We may earn revenue from the products available on this page and participate in affiliate programs.
When Laura Collins looks around her Calgary house, she’ll often think: What would Grandmother Audey say? The 100-year-old pine hutch in the dining room, the floral Laura Ashley sofa in the studio, the rolling cart stocked with fabric samples—so many of the items in her family’s home once belonged to her grandmother, and Collins can still picture where they lived in Audey’s place. “She had a more traditional approach than I did; that being said, her taste was timeless and she was very careful not to be trendy,” says Collins.
The designer behind For Porter is no stranger to giving old things new life: Her 1958 bungalow is exhibit A. The space is technically a rental (Collins and her husband signed the lease sight unseen when they decided to leave Toronto and move west, closer to her parents), but she quickly found ways to put her stamp on it—one with a bit of an English-inspired flair. “My impulse was to take all of the character to the next level,” she says.
When she finally did see the space in person, it exceeded her expectations: The primary bathroom has pink terrazzo floors, a fluted glass wall greets you in the entry, and the rooms are chopped up in a way that makes entertaining interesting and intimate.
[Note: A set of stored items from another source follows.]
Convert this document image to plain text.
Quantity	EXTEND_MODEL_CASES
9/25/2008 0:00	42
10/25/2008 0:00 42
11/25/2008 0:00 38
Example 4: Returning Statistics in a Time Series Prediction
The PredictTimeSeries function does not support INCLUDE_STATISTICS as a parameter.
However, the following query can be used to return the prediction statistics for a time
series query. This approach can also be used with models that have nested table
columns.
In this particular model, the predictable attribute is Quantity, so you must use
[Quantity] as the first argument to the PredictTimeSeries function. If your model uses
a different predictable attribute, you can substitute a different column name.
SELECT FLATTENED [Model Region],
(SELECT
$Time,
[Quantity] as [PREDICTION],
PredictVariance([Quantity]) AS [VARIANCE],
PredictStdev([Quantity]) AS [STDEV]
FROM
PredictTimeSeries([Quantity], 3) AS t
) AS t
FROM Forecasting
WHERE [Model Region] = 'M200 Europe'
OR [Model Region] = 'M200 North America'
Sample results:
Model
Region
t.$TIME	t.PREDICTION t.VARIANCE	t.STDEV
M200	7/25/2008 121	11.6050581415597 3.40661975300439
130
Not to mention, the home’s layout was much more kid-friendly than their previous three-level Victorian. “There’s not that far to fall,” Collins says jokingly. But really, she means, “It suits our busy lifestyle.”
When the designer learned that their landlord’s only two renovation conditions were to avoid purple or black paint, she began scouring fan decks. The aforementioned terrazzo tile sent her down a pink spiral. She began with Benjamin Moore’s Rosedale on the wall paneling, and painted everything above the molding a slightly lighter hue called Soulmate.
“There were so many years of dull, and it’s amazing when you get to a place where you say, ‘Eff it, I’m just going to paint the house pink,’” she says.
Collins swathed the sunken den in Benjamin Moore’s Amaryllis, while she chose a hue dubbed Savannah Clay for the library bookcases, an addition made by her handy father-in-law. She eventually carried the same terracotta-tinged color into the adjacent sitting room after mistakenly painting the walls a bubblegum version that was “way too sweet. There’s a fine line between having a colorful home and having a funhouse,” says the designer. Still, the place feels fun. And mostly, that’s for her kids. “Maybe I’ll have an era in the future that is more muted, but I wanted it to be a reflection of this stage of their lives,” she says.
She also made coat drop-offs a little more fun by swathing the mudroom in Farrow & Ball’s Citron, a job she tackled herself between nap times with an extension pole and a lot of patience. Around every corner there are clever built-in nooks and crannies—Collins suspects the original homeowner was a millworker—like the shoe cubby that lines the wall leading to the basement.
With a background in fashion design and marketing, textiles are the designer’s first love, and it’s one she hopes to pass down to her son and daughter. “I have a whole collection of different pillows that I circulate through the spaces. And I’ll actually do it with [the kids],” she shares. When it comes to soft furnishings, she’s a deal hunter (the Parsons chairs in the den were a $150 score); that way, she can splurge on fresh upholstery. “Part of why I’m very much a lover of English aesthetics is that they will take a piece they’ve had for literally hundreds of years in their family and just continuously reupholster it,” says Collins.
While a maximalist at heart, Collins has been forced to pare back her belongings in the kitchen. A good chunk of the family’s serveware and coffee-making tools are still packed up in boxes from the move, mostly because there isn’t room in the cabinets, but also because she’s realized they can get by without them. “This kitchen has taught me, if anything, to minimize,” she explains. At least, as far as spatulas go—there’s always room for one (or two) more cushions.